Une fois de plus il pénétra dans un bocage et se tint à l'arrêt, dans l'attente d'un son. N'entendant rien, il s'avança d'un pas précautionneux, séparant les broussailles avec ses mains, puis il fit un autre pas, puis un autre. Son pied se posa sur un morceau de terre meuble, qu'il explora avec frayeur. Il s'agenouilla, tâtonna le sol, reconnut de petites feuilles d'arbuste sur son flanc. Le sol était piétiné, et les broussailles étaient saquées d'un côté.

Il se trouvait sur une piste fraîchement taillée.

Pour corroborer sa déduction un homme toussa dans son sommeil — pas même à cinq mètres de là. Martinez se raidit, sautant presque en l'air comme s'il avait touché quelque chose de brûlant. Les muscles de son visage se contractèrent. Il eût été incapable d'émettre un son dans ce moment.

Il fit machinalement un pas en arrière, et entendit quelqu'un se retourner sous sa couverture. Il n'osait pas bouger, de peur de frôler une branche et de les réveiller. Pendant une bonne minute il demeura complètement paralysé. Il lui était impossible de battre en retraite. Il n'aurait pas su en donner la raison ; il avait certes peur de faire demi-tour, mais sa terreur était bien plus grande à la pensée de reprendre sa marche en avant. Et cependant, il n'était pas question de revenir sur ses pas. Une partie de son esprit anticipait avec une incroyable rapidité sur la scène où il se voyait disant à Croft : « Mange-Japonais foutre pas bon. »

Mais quelque chose s'opposait à son avance. Il ne le percevait pas clairement, sa tête semblait prise dans un remous d'huile, et pourtant il devait y avoir une raison. Il ne parvenait pas à en comprendre la cause. Avec répugnance, en proie à une hystérie réprimée qui embrassait tout son être comme s'il devait poser son pied nu dans un amas de larves bouffies, il avança une jambe, puis l'autre — chaque pas une torture. En une minute il ne fit pas plus d'une dizaine de pieds. La sueur lui brûlait les yeux. Il se faisait l'impression de sentir chaque goutte qui exsudait de ses pores et rejoignait les filets de sueur qui se précipitaient selon les plis de son visage et de son corps.
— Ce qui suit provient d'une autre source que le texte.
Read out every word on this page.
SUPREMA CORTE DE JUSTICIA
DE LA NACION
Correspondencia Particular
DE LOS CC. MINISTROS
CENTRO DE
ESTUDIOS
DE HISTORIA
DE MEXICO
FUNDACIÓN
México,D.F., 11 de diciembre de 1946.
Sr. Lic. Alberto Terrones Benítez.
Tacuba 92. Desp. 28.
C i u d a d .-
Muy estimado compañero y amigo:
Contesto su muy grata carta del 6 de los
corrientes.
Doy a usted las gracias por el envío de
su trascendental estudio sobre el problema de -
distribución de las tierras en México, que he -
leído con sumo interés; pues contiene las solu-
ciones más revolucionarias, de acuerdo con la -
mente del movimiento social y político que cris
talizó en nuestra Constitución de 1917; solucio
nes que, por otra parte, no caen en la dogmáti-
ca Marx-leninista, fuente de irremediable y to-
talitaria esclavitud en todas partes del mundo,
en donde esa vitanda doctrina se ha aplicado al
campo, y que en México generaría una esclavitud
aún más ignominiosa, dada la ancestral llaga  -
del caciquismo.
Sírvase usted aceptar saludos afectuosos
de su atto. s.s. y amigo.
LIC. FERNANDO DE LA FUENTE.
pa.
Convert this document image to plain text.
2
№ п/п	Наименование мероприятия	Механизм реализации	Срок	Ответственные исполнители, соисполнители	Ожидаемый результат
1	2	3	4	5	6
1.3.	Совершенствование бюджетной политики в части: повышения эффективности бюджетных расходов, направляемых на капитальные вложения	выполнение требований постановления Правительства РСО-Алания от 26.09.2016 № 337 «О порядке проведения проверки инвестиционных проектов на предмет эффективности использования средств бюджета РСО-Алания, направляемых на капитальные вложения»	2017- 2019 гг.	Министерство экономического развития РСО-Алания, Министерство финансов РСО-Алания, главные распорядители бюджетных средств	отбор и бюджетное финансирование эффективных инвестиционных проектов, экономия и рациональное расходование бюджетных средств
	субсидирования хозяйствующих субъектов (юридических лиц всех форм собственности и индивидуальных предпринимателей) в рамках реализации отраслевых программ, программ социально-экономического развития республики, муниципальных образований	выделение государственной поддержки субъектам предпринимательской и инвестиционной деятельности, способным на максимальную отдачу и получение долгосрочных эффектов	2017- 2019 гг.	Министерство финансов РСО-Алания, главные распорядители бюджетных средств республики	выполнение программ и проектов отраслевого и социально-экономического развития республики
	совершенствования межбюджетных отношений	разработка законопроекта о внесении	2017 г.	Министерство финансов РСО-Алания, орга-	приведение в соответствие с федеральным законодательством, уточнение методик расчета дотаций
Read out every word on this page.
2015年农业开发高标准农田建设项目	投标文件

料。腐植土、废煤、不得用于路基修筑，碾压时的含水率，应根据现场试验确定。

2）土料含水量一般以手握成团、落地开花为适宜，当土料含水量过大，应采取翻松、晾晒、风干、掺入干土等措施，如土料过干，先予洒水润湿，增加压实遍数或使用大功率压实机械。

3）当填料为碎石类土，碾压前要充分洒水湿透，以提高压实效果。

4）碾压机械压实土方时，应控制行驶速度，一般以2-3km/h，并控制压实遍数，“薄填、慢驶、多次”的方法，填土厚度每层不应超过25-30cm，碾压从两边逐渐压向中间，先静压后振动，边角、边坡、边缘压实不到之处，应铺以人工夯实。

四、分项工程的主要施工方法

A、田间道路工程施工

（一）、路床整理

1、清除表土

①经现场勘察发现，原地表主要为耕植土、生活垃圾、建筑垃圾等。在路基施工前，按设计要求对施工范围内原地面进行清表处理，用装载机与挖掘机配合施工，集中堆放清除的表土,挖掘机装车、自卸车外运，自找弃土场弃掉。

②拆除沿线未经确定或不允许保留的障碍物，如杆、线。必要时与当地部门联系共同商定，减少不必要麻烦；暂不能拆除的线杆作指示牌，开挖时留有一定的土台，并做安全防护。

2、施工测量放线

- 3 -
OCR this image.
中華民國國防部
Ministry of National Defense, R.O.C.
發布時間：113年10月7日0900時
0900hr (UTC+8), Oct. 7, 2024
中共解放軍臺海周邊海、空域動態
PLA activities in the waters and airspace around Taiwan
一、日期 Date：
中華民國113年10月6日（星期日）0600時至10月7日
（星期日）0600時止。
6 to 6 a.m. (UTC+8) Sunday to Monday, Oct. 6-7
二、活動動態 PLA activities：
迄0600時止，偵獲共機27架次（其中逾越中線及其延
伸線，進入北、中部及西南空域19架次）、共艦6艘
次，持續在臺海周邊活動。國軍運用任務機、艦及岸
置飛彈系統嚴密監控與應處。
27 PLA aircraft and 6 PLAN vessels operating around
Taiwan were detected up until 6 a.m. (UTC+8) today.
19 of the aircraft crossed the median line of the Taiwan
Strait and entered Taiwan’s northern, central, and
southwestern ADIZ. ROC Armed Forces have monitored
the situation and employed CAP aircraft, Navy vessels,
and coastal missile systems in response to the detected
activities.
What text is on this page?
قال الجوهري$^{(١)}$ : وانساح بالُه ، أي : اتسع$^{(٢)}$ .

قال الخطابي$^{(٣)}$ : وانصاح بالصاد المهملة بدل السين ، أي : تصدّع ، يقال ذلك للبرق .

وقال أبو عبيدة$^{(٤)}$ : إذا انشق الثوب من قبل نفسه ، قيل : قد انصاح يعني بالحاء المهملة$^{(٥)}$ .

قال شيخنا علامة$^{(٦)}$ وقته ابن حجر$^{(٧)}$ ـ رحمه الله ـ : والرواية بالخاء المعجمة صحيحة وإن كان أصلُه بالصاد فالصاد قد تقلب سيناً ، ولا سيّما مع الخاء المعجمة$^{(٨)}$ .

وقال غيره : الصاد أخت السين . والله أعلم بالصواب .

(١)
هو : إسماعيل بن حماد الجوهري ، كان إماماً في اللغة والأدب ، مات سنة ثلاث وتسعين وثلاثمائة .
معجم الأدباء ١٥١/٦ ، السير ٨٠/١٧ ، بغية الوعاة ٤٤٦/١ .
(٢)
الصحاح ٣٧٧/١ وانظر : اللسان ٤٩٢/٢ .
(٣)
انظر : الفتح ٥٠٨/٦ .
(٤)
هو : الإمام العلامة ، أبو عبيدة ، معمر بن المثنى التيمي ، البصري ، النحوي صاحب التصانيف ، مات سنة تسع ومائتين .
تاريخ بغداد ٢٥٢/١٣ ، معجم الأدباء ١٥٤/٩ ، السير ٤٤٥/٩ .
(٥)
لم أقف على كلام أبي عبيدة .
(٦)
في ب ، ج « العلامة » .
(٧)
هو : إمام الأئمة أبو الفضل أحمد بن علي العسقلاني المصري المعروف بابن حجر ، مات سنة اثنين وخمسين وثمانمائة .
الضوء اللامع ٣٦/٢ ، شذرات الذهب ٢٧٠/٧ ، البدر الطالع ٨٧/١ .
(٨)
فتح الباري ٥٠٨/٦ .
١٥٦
Une chose lui était claire intuitivement. Les Japonais n'auront taillé que deux pistes tout au plus. L'une, celle qu'il foulait dans ce moment, se situait à l'orée du bois, face à la vallée, perpendiculairement au col ; l'autre formerait avec celle-ci un T renversé, et traverserait le bois de part en part. Il se trouvait sur l'une des branches du T, qu'il devrait suivre jusqu'à son point d'intersection. Il ne pouvait être question de prendre directement à travers les broussailles ; le moindre bruit l'aurait trahi, et il y avait toujours le risque de buter contre un obstacle imprévu.

Il se remit à ramper à quatre pattes. Les secondes s'écoulaient comme des unités individuelles — presque comme s'il percevait le tic-tac d'une horloge. Tout murmure que les hommes faisaient entendre dans leur sommeil le mettait à la limite des sanglots. Ils étaient tout autour de lui ! Il semblait s'être divisé en plusieurs parts ; il existait dans ses mains et ses genoux endoloris, dans sa gorge qui s'enflait et s'étranglait, dans l'insupportable activité de son cerveau. Il se trouvait tout proche de l'état d'insensibilité finale propre à celui qui, ayant été roué de coups jusqu'à perte de connaissance, ne se soucie plus de se relever. Venant de très loin, le murmure nocturne de la jungle frappait son oreille.

Il s'arrêta au tournant de la piste, regarda autour de lui — et poussa presque un cri. A trois pieds devant un homme était assis près d'une mitrailleuse.

Martinez rentra la tête dans ses épaules. Aplati sur le sol il attendit que, pivotant son arme, la sentinelle le criblât de balles. Mais rien ne se produisit. Il regarda de nouveau autour de lui, comprit que le Japonais, qu'il voyait de trois quarts, ne l'avait pas aperçu. Derrière la mitrailleuse se trouvait la tige du T. Il ne lui était pas possible de doubler la sentinelle sans se faire repérer.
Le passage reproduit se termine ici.